I order a lot of products online, as a lot of people do these days. Once I make the decision to buy a product, there are a precious few factors that determine which online store will get my business:
- Credibility/user experience
- First page of Google
Price is important because when shopping online, you can find the price of an item on multiple sites within seconds. It’s not like when your customer is at your offline store looking at a product . . . they don’t know how much the same item costs at Walmart and Target. Even if they search on their smart phone for price info in your store, you still have the advantage of a ‘bird in the hand’.
But online, there is no advantage regarding location. If the products in your store are not competitive on price, you are likely going to lose customers on that basis alone.
When pricing is comparable at several sites, which is often the case, I start to examine each store from a user experience perspective . . . in other words, I make a decision regarding the best customer experience. I will choose to purchase from a site that has a nicer, more current Web design because that site appears more credible, friendly and ‘real’. In the virtual world, it is important to be as ‘real’ as possible, as there is no one who comes to greet and guide you at the door (and believe me, instant chat pop-ups are no replacement for the greetings you receive offline).
The user experience online includes navigation, ease-of-use, site performance and security ( indicated by SSL certificates). Ease of use is primary, as if a site experience is cumbersome or not well thought-out, it amounts to a rude customer experience. If you have shopped online, I am sure that you have become frustrated when you couldn’t figure out how to get something out of your cart, or if there were too many steps involved in the checkout process.
You can double the annoyance factor if the site performance is slow, or bogs down. There is nothing more frustrating than making a decision to buy, having my credit card ready to go and not being able to check-out due to a server problem. It’s like going into a store, waiting at the cash register and being told that they can’t take your money.
Another factor that benefits store owners and helps the customer experience is the feed of additional items that are relevant to the items I am purchasing. I do realize this is a practice designed to get me to spend more – but I appreciate it when a site makes intelligent recommendations that can enhance my purchase.
For example, I just bought a video software program, and the store showed me a how-to book for that piece of software. I considered that a friendly recommendation, and I bought the book. The best time to engage a customer is when they are ready to buy, something offline stores know well. It is beneficial to use this same psychology in your online store.
The third factor that is critical to your online success is being on the first page of Google. I rarely go beyond the first page of Google when shopping for an item, and the further you are from the first page, the less traffic and sales you will get (this is also a credibility factor). Granted – it can be difficult to get on the first page of Google, but you have a lot of options these days:
- Have your site optimized for local search terms, so you are found in local area searches for the products/services you offer
- Make sure you have a fantastic Google Places listing
- Make sure your store is submitted to shopping comparison engines, which often appear on the first page of Google for various products.
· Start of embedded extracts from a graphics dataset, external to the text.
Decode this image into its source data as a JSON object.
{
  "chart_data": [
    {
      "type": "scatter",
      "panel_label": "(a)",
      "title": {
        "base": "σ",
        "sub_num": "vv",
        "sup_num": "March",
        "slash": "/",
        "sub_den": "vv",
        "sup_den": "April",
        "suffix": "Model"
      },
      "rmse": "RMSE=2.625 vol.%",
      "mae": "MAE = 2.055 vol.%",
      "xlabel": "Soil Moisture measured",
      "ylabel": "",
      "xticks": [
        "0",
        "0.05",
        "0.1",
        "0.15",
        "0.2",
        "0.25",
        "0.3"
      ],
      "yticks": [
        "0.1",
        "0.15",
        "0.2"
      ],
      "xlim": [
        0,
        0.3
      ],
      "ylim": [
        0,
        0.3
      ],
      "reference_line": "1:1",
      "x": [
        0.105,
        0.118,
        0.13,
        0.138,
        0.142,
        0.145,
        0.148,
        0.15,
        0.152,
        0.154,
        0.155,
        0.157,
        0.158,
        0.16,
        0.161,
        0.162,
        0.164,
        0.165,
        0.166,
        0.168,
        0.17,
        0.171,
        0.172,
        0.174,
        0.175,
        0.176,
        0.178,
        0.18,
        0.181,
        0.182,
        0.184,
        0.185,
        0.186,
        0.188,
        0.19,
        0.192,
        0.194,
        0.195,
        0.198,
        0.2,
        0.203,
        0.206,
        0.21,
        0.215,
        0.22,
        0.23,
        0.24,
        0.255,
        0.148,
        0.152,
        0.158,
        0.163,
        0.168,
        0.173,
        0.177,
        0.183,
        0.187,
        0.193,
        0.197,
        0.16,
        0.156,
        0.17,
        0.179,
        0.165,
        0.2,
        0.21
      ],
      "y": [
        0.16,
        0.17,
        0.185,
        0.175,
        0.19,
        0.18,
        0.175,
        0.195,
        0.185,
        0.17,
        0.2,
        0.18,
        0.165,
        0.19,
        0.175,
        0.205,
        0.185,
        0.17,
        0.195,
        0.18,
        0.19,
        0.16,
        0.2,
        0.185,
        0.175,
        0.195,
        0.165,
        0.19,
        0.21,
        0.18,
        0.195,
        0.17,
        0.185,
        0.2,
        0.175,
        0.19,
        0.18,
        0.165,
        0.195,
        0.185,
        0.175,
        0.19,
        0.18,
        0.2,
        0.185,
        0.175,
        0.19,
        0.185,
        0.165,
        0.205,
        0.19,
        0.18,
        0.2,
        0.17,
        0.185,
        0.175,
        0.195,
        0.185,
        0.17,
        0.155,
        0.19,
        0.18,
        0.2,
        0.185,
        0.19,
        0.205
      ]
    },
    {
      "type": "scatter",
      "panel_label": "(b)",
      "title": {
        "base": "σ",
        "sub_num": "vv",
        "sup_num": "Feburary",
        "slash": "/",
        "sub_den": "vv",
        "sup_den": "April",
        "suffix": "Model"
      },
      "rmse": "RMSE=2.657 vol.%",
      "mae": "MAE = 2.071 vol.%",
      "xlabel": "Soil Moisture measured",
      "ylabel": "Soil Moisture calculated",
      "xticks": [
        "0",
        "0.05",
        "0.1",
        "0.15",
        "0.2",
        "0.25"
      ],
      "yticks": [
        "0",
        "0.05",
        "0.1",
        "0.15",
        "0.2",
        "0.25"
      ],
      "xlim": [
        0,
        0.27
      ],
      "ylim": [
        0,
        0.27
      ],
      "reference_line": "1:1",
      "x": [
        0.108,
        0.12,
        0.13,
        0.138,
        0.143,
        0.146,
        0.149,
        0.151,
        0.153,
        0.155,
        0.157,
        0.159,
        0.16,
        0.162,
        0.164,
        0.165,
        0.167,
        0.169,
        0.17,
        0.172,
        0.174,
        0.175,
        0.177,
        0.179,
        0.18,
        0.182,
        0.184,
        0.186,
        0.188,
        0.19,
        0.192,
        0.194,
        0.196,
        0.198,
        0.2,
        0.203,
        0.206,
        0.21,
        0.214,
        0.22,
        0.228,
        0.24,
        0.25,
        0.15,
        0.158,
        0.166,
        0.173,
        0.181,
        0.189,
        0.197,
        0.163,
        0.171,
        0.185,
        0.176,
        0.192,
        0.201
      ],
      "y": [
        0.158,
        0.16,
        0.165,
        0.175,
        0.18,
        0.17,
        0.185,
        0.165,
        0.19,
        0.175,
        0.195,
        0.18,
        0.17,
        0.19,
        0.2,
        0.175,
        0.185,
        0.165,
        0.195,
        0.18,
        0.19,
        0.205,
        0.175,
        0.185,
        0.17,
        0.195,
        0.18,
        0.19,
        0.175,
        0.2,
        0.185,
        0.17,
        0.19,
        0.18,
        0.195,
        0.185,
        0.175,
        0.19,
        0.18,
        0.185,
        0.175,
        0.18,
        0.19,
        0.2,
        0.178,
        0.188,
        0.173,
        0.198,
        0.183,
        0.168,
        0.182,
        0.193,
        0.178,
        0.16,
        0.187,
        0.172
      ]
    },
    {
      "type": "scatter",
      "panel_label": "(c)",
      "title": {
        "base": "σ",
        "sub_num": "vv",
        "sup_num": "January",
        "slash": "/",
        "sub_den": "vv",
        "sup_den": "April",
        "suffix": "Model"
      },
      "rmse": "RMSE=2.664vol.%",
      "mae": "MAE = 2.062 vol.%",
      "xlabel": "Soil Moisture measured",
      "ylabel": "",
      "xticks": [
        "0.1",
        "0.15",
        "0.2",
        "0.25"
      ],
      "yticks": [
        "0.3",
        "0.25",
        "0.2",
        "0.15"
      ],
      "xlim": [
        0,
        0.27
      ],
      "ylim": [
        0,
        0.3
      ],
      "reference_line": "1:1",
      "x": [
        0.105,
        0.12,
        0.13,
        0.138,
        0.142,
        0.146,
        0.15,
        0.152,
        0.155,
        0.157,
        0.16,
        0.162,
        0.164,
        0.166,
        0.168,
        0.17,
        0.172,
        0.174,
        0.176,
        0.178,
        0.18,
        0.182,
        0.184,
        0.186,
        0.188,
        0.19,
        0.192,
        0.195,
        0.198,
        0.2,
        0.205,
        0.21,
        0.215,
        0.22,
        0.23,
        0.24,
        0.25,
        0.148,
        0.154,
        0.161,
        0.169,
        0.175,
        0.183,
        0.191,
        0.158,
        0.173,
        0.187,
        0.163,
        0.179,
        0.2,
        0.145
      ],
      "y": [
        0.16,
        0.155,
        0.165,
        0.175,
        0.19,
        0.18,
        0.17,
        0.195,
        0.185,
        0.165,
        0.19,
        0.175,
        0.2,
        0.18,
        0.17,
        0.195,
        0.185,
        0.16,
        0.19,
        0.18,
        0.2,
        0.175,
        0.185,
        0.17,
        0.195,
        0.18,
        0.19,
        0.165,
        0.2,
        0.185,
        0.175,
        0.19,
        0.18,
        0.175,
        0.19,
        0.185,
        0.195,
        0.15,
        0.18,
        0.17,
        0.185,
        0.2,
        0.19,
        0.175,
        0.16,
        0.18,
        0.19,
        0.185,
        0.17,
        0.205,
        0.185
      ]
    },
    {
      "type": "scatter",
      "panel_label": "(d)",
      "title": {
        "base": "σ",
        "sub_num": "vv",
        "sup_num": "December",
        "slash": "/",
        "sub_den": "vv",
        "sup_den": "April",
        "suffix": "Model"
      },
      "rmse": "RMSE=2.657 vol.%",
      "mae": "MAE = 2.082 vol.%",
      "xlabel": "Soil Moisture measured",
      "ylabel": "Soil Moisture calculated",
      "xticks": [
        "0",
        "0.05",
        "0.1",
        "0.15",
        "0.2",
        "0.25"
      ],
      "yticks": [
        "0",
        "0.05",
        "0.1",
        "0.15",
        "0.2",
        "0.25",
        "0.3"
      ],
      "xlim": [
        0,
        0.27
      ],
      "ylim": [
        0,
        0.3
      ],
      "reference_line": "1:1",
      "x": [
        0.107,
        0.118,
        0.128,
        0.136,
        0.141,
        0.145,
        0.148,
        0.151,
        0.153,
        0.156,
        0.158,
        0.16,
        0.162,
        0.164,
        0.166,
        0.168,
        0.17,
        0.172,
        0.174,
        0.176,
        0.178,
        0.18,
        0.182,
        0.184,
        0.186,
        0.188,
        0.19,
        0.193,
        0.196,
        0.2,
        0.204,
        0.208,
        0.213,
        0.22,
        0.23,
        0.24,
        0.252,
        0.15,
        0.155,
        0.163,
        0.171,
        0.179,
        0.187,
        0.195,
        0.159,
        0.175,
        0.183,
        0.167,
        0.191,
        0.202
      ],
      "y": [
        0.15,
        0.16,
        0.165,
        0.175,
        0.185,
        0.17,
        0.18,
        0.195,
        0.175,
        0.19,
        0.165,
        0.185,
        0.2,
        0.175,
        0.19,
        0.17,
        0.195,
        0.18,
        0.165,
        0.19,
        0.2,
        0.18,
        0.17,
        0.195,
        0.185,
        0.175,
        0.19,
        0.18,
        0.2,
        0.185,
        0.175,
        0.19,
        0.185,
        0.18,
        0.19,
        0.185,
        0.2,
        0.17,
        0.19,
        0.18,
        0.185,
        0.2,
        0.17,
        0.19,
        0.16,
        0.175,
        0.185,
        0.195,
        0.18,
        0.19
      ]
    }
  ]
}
- Bid on various keywords in Google AdWords, so you can appear in the paid listings. It’s not organic and it’s not free, but it is a viable option for getting on the first page and driving traffic.
If you want to increase your existing sales or start selling in 2012, I encourage you to create a strategy that incorporates the factors that influence purchasing online: the right price, a good user experience and getting found on Google will ensure your online success!